Jeudi dernier, il a appelé
à former un nouveau gouvernement, jugeant l’action de son prédécesseur, Enrico Letta,
trop lente. Son parti s’est rangé derrière son leader, désavouant ainsi le démocrate
désigné par la présidence de la République en avril dernier.
La manœuvre est
appelée en Italie une staffetta, un relais, le passage du pouvoir d’un chef
de gouvernement à un membre du même parti, mais sans passer par les urnes. La victime
donc, Enrico Letta. A la manœuvre, le secrétaire pressé du PD.
Mais pour le
politologue italien Lucio Caracciolo, éditeur de la revue italienne de géopolitique
Limes, de nombreuses inconnues perdurent quant à la capacité de
Matteo Renzi à mener à bien les réformes nécessaires pour l’Italie, dans un contexte
de grande défiance de la population face aux décideurs politiques. Il est interrogé
par Cyprien Viet
Je crois que
Monsieur Renzi sait très bien qu’il n’y avait pas d’alternative. C’est-à-dire que
s’il voulait vraiment passer par des élections, il risquait sérieusement de les perdre.
Donc, il a choisi cette voie inédite afin d’éviter le passage électoral. Malgré
son jeune âge, est-ce qu’il est quand même considéré comme un dirigeant fiable par
l’opinion publique italienne ? Fiable, c’est un mot un peu fort parce que pour
le moment, il n’a géré que la mairie de Florence. Donc, il peut être génial ou il
peut être un peu moins génial mais on ne sait jamais à ce moment là d’une carrière
politique, qu’est-ce que ça va produire, un maire qui devient chef de gouvernement
en étant même pas député. C’est quelque chose d’inédit en Italie et donc, il faudra
voir. Le type est jeune, le type est brillant mais le type n’a jamais passé une épreuve
politique assez sérieuse. Justement, qu’est-ce qu’il a fait dans ces quatre
années à la mairie de Florence ? Est-ce qu’il a quand même des éléments politiquement
intéressants, peut-être dans la méthode ? Du point de vue pratique, à mon avis,
il n’a pas fait grand-chose. Il a établi un rapport très directe avec son public.
Maintenant, il faut voir s’il est capable aussi de le faire à l’échelle nationale.

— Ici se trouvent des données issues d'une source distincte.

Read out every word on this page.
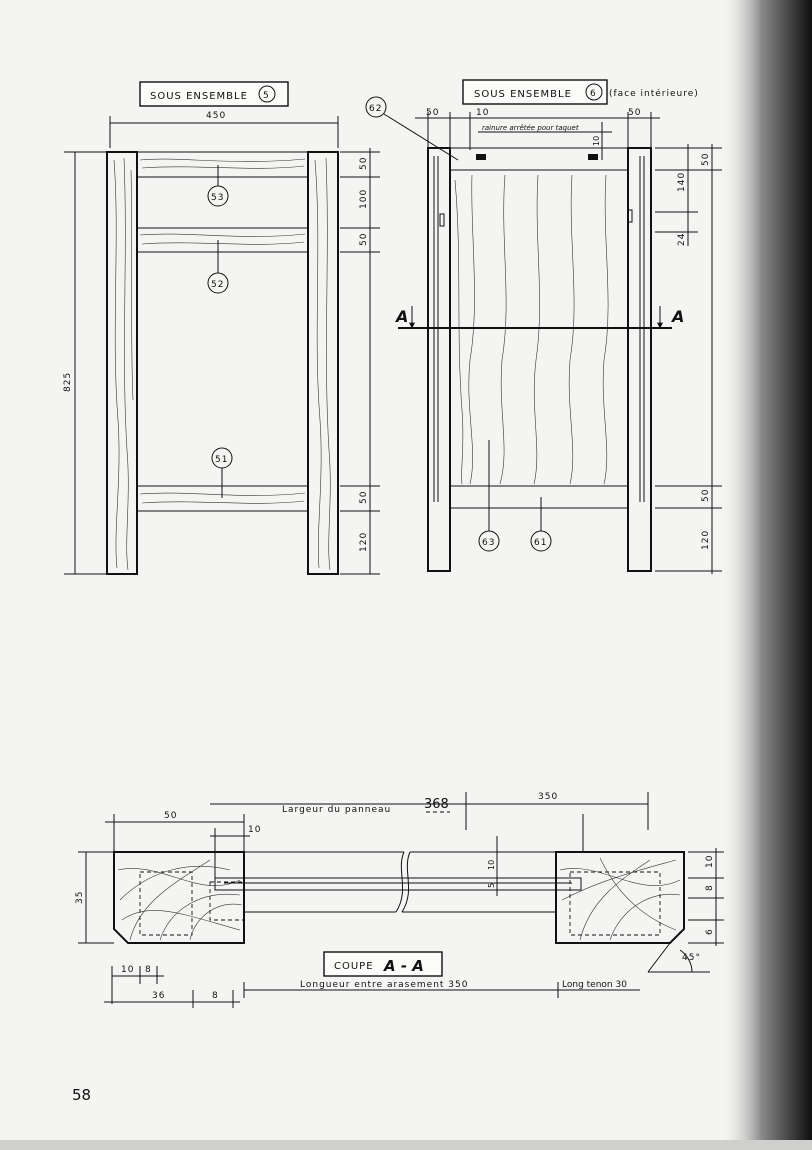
SOUS ENSEMBLE 5
450
825
53
52
51
50
100
50
50
120
SOUS ENSEMBLE 6 (face intérieure)
62	50	10	50
rainure arrêtée pour taquet
10
A	A
63	61
50
140
24
50
120
Largeur du panneau	368	350
50
10
10
5
10
8
6
35
45°
COUPE A - A
10 8
36	8
Longueur entre arasement 350	Long tenon 30
58
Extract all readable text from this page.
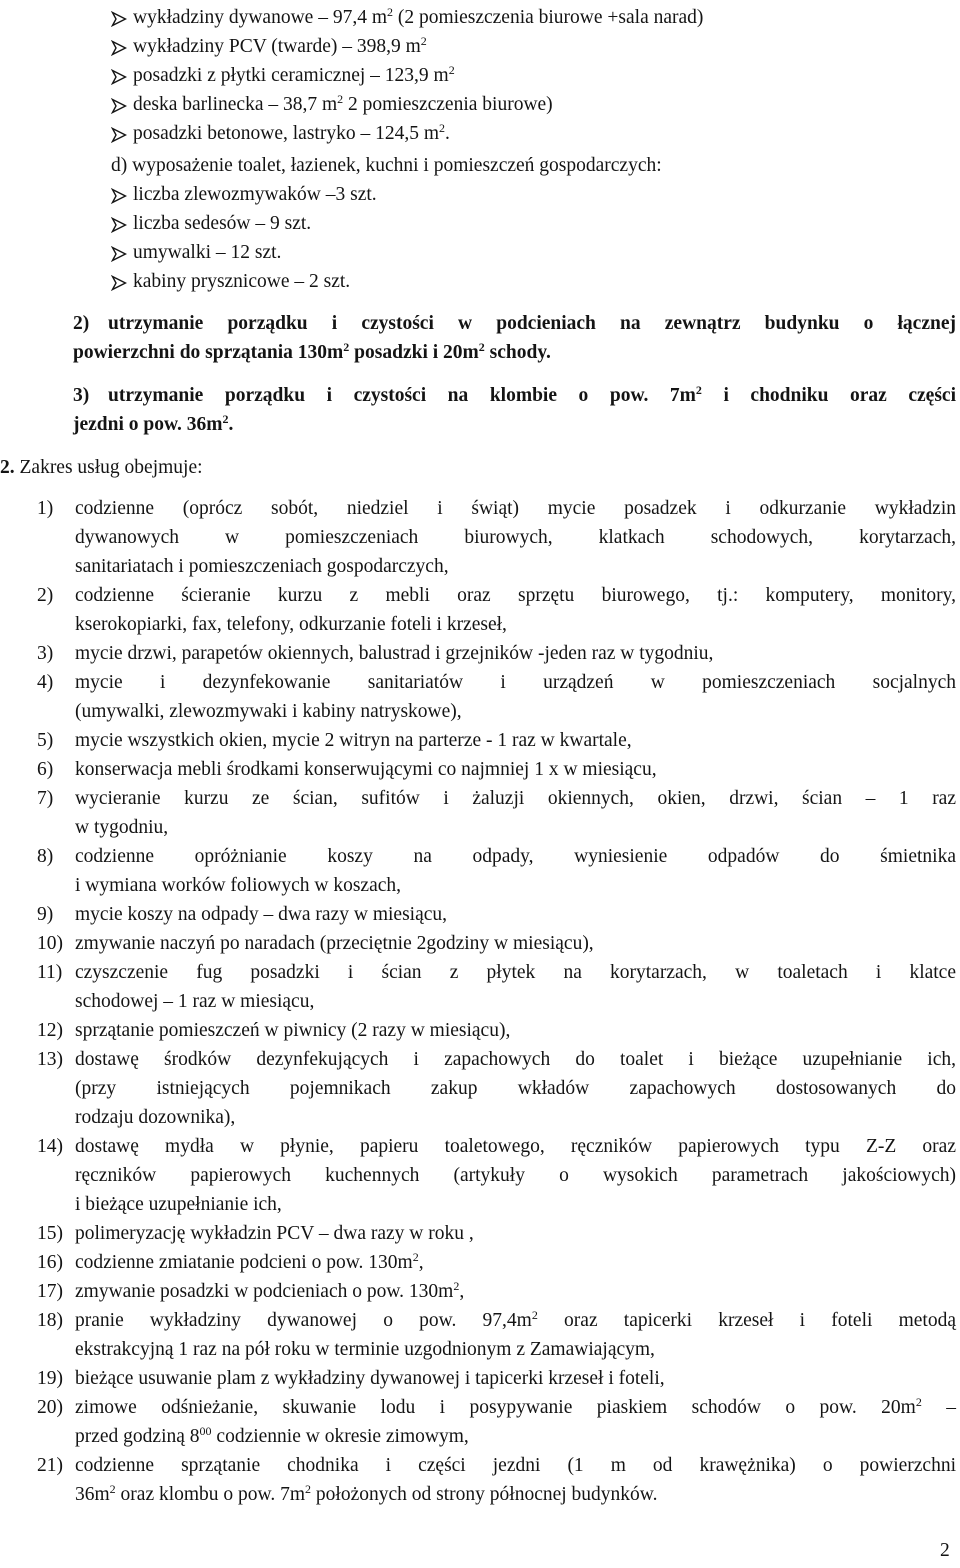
wykładziny dywanowe – 97,4 $m^2$ (2 pomieszczenia biurowe +sala narad)
wykładziny PCV (twarde) – 398,9 $m^2$
posadzki z płytki ceramicznej – 123,9 $m^2$
deska barlinecka – 38,7 $m^2$ 2 pomieszczenia biurowe)
posadzki betonowe, lastryko – 124,5 $m^2$.
d) wyposażenie toalet, łazienek, kuchni i pomieszczeń gospodarczych:
liczba zlewozmywaków –3 szt.
liczba sedesów – 9 szt.
umywalki – 12 szt.
kabiny prysznicowe – 2 szt.
2) utrzymanie porządku i czystości w podcieniach na zewnątrz budynku o łącznej
powierzchni do sprzątania $130m^2$ posadzki i $20m^2$ schody.
3) utrzymanie porządku i czystości na klombie o pow. $7m^2$ i chodniku oraz części
jezdni o pow. $36m^2$.
2. Zakres usług obejmuje:
1) codzienne (oprócz sobót, niedziel i świąt) mycie posadzek i odkurzanie wykładzin
dywanowych w pomieszczeniach biurowych, klatkach schodowych, korytarzach,
sanitariatach i pomieszczeniach gospodarczych,
2) codzienne ścieranie kurzu z mebli oraz sprzętu biurowego, tj.: komputery, monitory,
kserokopiarki, fax, telefony, odkurzanie foteli i krzeseł,
3) mycie drzwi, parapetów okiennych, balustrad i grzejników -jeden raz w tygodniu,
4) mycie i dezynfekowanie sanitariatów i urządzeń w pomieszczeniach socjalnych
(umywalki, zlewozmywaki i kabiny natryskowe),
5) mycie wszystkich okien, mycie 2 witryn na parterze - 1 raz w kwartale,
6) konserwacja mebli środkami konserwującymi co najmniej 1 x w miesiącu,
7) wycieranie kurzu ze ścian, sufitów i żaluzji okiennych, okien, drzwi, ścian – 1 raz
w tygodniu,
8) codzienne opróżnianie koszy na odpady, wyniesienie odpadów do śmietnika
i wymiana worków foliowych w koszach,
9) mycie koszy na odpady – dwa razy w miesiącu,
10) zmywanie naczyń po naradach (przeciętnie 2godziny w miesiącu),
11) czyszczenie fug posadzki i ścian z płytek na korytarzach, w toaletach i klatce
schodowej – 1 raz w miesiącu,
12) sprzątanie pomieszczeń w piwnicy (2 razy w miesiącu),
13) dostawę środków dezynfekujących i zapachowych do toalet i bieżące uzupełnianie ich,
(przy istniejących pojemnikach zakup wkładów zapachowych dostosowanych do
rodzaju dozownika),
14) dostawę mydła w płynie, papieru toaletowego, ręczników papierowych typu Z-Z oraz
ręczników papierowych kuchennych (artykuły o wysokich parametrach jakościowych)
i bieżące uzupełnianie ich,
15) polimeryzację wykładzin PCV – dwa razy w roku ,
16) codzienne zmiatanie podcieni o pow. $130m^2$,
17) zmywanie posadzki w podcieniach o pow. $130m^2$,
18) pranie wykładziny dywanowej o pow. $97,4m^2$ oraz tapicerki krzeseł i foteli metodą
ekstrakcyjną 1 raz na pół roku w terminie uzgodnionym z Zamawiającym,
19) bieżące usuwanie plam z wykładziny dywanowej i tapicerki krzeseł i foteli,
20) zimowe odśnieżanie, skuwanie lodu i posypywanie piaskiem schodów o pow. $20m^2$ –
przed godziną $8^{00}$ codziennie w okresie zimowym,
21) codzienne sprzątanie chodnika i części jezdni (1 m od krawężnika) o powierzchni
$36m^2$ oraz klombu o pow. $7m^2$ położonych od strony północnej budynków.
2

Selon moi, le problème de notre pays n’est pas lié à la personnalité du chef du gouvernement
parce que le problème est plus vaste. Je crois que le véritable problème que M.Letta
et ses prédécesseurs ont cherché à surmonter, c’est le manque d’efficacité de la technocratie
de l’État italien. Alors, je crois que dans les grands dossiers qui trainent
depuis plusieurs années en Italie, il y a la question de la loi électorale. Est-ce
que les discussions très directes entreprises entre Matteo Renzi et Silvio Berlusconi
pourraient quand même faire un petit peu avancer ce dossier ? Je crois que
ça devient de plus en plus compliqué. D’abord, la raison de fond pour laquelle les
parlementaires du parti démocratique ont décidé d’appuyer Monsieur Renzi, c’est parce
qu’il leur a promis de ne pas voter. Ils savent très bien que 90% d’entre eux ne seraient
jamais réélus. Donc, je crois qu’ils n’ont aucun intérêt à faire des élections rapides.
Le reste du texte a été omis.